Тут началась настоящая катастрофа. С самого начала учебного года директор к преподаванию уже не вернулся: он заболел тяжело и, как оказалось, неизлечимо. Месяца полтора ждали его выздоровления, нового преподавателя пока не приглашали. В нашей институтской церкви служили молебны о выздоровлении директора, но он расхворался еще пуще и наконец умер.

Служили панихиды, нас водили «прощаться с телом». Огромный, раздувшийся труп директора в парадном мундире, со звездой, при орденах, лежал в институтской церкви на высоком постаменте, среди множества цветов (каждый из четырнадцати классов купил в складчину венок). Очень страшно было поднять глаза на то незнакомое, желтое, что было прежде лицом директора. Хор учениц пел, невидимый, на клиросе; голоса умоляли печально и нежно:

– «Святый Боже, святый крепкий, святый бессмертный, помилуй нас!»

От всей этой торжественности – и в особенности от страшно изменившегося лица директора – маленькие плакали, а иные из старших учениц даже бились в истерике. «Синявки», вытирая платками сухие глаза, говорили друг другу:

– Ангел!
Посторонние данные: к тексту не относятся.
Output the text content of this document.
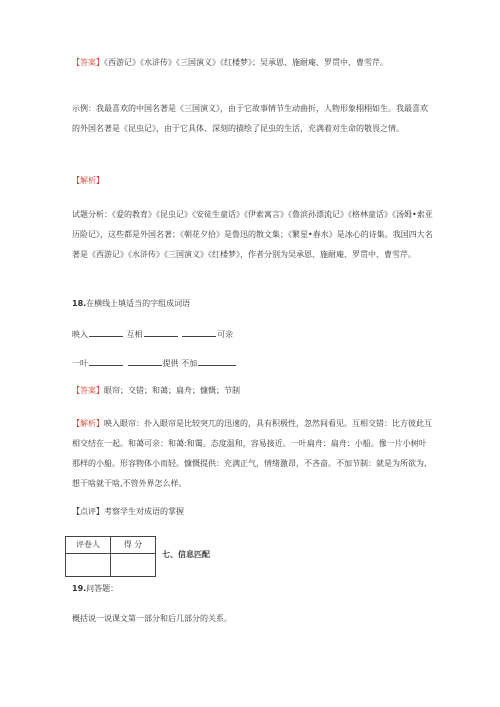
【答案】《西游记》《水浒传》《三国演义》《红楼梦》；吴承恩、施耐庵、罗贯中、曹雪芹。
示例：我最喜欢的中国名著是《三国演义》，由于它故事情节生动曲折，人物形象栩栩如生。我最喜欢的外国名著是《昆虫记》，由于它具体、深刻的描绘了昆虫的生活，充满着对生命的敬畏之情。
【解析】
试题分析：《爱的教育》《昆虫记》《安徒生童话》《伊索寓言》《鲁滨孙漂流记》《格林童话》《汤姆•索亚历险记》，这些都是外国名著；《朝花夕拾》是鲁迅的散文集；《繁星•春水》是冰心的诗集。我国四大名著是《西游记》《水浒传》《三国演义》《红楼梦》，作者分别为吴承恩、施耐庵、罗贯中、曹雪芹。
18.在横线上填适当的字组成词语
映入	互相	可亲
一叶	提供 不加
【答案】眼帘；交错；和蔼；扁舟；慷慨；节制
【解析】映入眼帘：扑入眼帘是比较突兀的迅速的，具有积极性，忽然间看见。互相交错：比方彼此互相交结在一起。和蔼可亲：和蔼:和霭。态度温和，容易接近。一叶扁舟：扁舟：小船。像一片小树叶那样的小船。形容物体小而轻。慷慨提供：充满正气，情绪激昂，不吝啬。不加节制：就是为所欲为,想干啥就干啥,不管外界怎么样。
【点评】考察学生对成语的掌握
评卷人	得 分

七、信息匹配
19.问答题：
概括说一说课文第一部分和后几部分的关系。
Он был ангел! Смотрите, как его любили дети!..

Все это было притворство и вранье. Никто его не любил, да и любить было не за что: он был не ангел, а старый человек, равнодушный ко всем и ко всему. И людям, и миру, и жизни он, наверное, тоже давно поставил отметки и больше ими не интересовался, не ожидая ничего нового или интересного.

После смерти директора преподавание математики в нашем классе повисло в воздухе. Все преподаватели не только у нас, но и в других учебных заведениях оказались уже занятыми. У всех был свой распорядок уроков – лишних учебных часов ни у кого не было. Приехавший по назначению новый директор Миртов оказался не математиком, а физиком. На нашей шее положительно затягивалась петля. Ведь целых два месяца мы не учились математике, да и раньше мало что знали о ней…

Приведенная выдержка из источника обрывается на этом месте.